32-latek został zatrzymany przez grodziskich policjantów tuż po awanturze w okolicy hotelu. Mężczyzna jest podejrzany o uszkodzenie samochodu innemu gościowi. Właściciel auta wycenił swoje straty na kwotę 10 tysięcy złotych. Szymon Ś. usłyszał zarzut karny, do którego się przyznał. Popełnione przez mężczyznę przestępstwo zagrożone jest karą nawet 5 lat więzienia.
Podczas niedzielnej służby grodziscy policjanci zostali wezwani na teren jednego z hoteli, gdzie miało dojść do awantury między gośćmi.
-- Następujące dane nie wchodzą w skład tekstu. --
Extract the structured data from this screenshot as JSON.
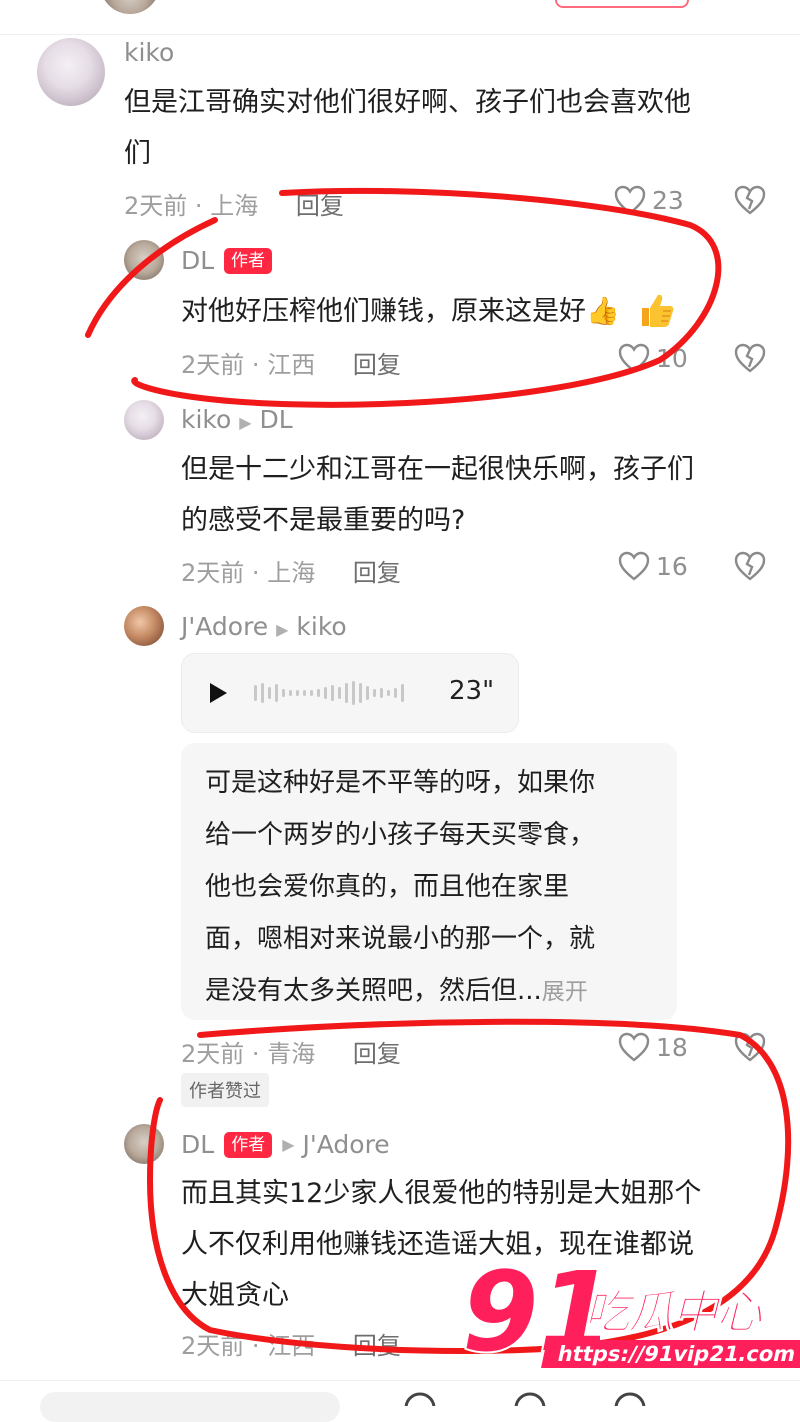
{
  "comments": {
    "c1": {
      "user": "kiko",
      "text": "但是江哥确实对他们很好啊、孩子们也会喜欢他们",
      "line1": "但是江哥确实对他们很好啊、孩子们也会喜欢他",
      "line2": "们",
      "time": "2天前",
      "location": "上海",
      "reply": "回复",
      "likes": "23"
    },
    "c2": {
      "user": "DL",
      "badge": "作者",
      "text": "对他好压榨他们赚钱，原来这是好👍",
      "time": "2天前",
      "location": "江西",
      "reply": "回复",
      "likes": "10"
    },
    "c3": {
      "user": "kiko",
      "reply_to": "DL",
      "line1": "但是十二少和江哥在一起很快乐啊，孩子们",
      "line2": "的感受不是最重要的吗?",
      "time": "2天前",
      "location": "上海",
      "reply": "回复",
      "likes": "16"
    },
    "c4": {
      "user": "J'Adore",
      "reply_to": "kiko",
      "voice_duration": "23\"",
      "line1": "可是这种好是不平等的呀，如果你",
      "line2": "给一个两岁的小孩子每天买零食，",
      "line3": "他也会爱你真的，而且他在家里",
      "line4": "面，嗯相对来说最小的那一个，就",
      "line5": "是没有太多关照吧，然后但...",
      "expand": "展开",
      "time": "2天前",
      "location": "青海",
      "reply": "回复",
      "likes": "18",
      "author_liked": "作者赞过"
    },
    "c5": {
      "user": "DL",
      "badge": "作者",
      "reply_to": "J'Adore",
      "line1": "而且其实12少家人很爱他的特别是大姐那个",
      "line2": "人不仅利用他赚钱还造谣大姐，现在谁都说",
      "line3": "大姐贪心",
      "time": "2天前",
      "location": "江西",
      "reply": "回复"
    }
  },
  "separator_dot": "·",
  "watermark": {
    "number": "91",
    "brand": "吃瓜中心",
    "url": "https://91vip21.com"
  },
  "colors": {
    "badge_red": "#ff2741",
    "annotation_red": "#f01818",
    "watermark_red": "#ff1f5a"
  },
  "icons": [
    "heart-icon",
    "broken-heart-icon",
    "play-icon",
    "arrow-right-icon",
    "thumbs-up-icon"
  ]
}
Na miejscu funkcjonariusze nie spotkali żadnych awanturujących się osób, natomiast zauważyli uszkodzony samochód. Właściciel auta wyjaśnił im, że nie brał udziału w awanturze i nie wie kto urwał lusterko, wgniótł i porysował jego citroena. Policjanci natychmiast rozpoczęli wyjaśnianie sprawy i poszukiwania sprawcy uszkodzeń.
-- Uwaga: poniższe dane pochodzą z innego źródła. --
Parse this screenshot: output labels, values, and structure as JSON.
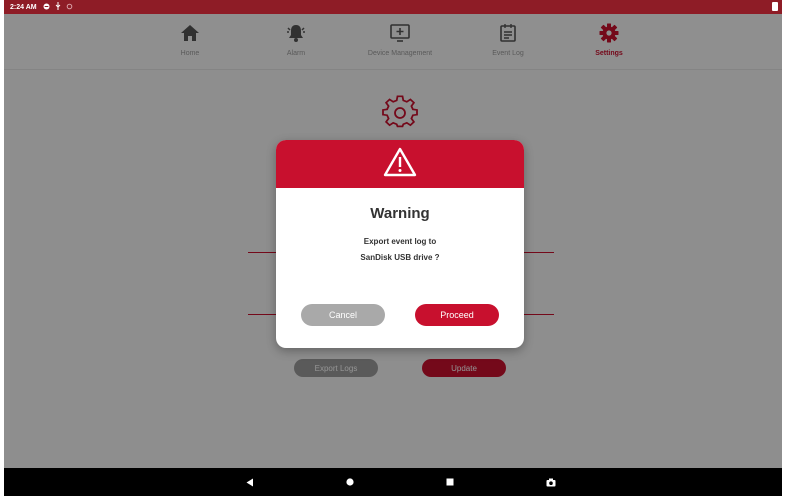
{
  "status_bar": {
    "time": "2:24 AM"
  },
  "tabs": [
    {
      "label": "Home"
    },
    {
      "label": "Alarm"
    },
    {
      "label": "Device Management"
    },
    {
      "label": "Event Log"
    },
    {
      "label": "Settings"
    }
  ],
  "settings": {
    "export_logs_label": "Export Logs",
    "update_label": "Update"
  },
  "dialog": {
    "title": "Warning",
    "message_line1": "Export event log to",
    "message_line2": "SanDisk USB drive ?",
    "cancel_label": "Cancel",
    "proceed_label": "Proceed"
  },
  "colors": {
    "accent": "#c8102e",
    "status_bar": "#8e1c26",
    "cancel": "#a9a9a9"
  }
}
Po kilku minutach już wiedzieli, że o agresywne zachowanie na parkingu podejrzany jest mężczyzna, który wymeldował się już z hotelu, ale nie opuścił jeszcze terenu. 32-latek szybko został zatrzymany. Badanie jego stanu trzeźwości wykazało 1,5 promila alkoholu w organizmie. Po wytrzeźwieniu Szymon Ś. usłyszał zarzut uszkodzenia samochodu, powodującego straty na kwotę 10 tysięcy złotych. Mężczyzna przyznał się do tego, że był zdenerwowany i swoją złość wyładował na stojącym w pobliżu aucie. Dokonane przez niego przestępstwo zagrożone jest karą nawet 5 lat pozbawienia wolności.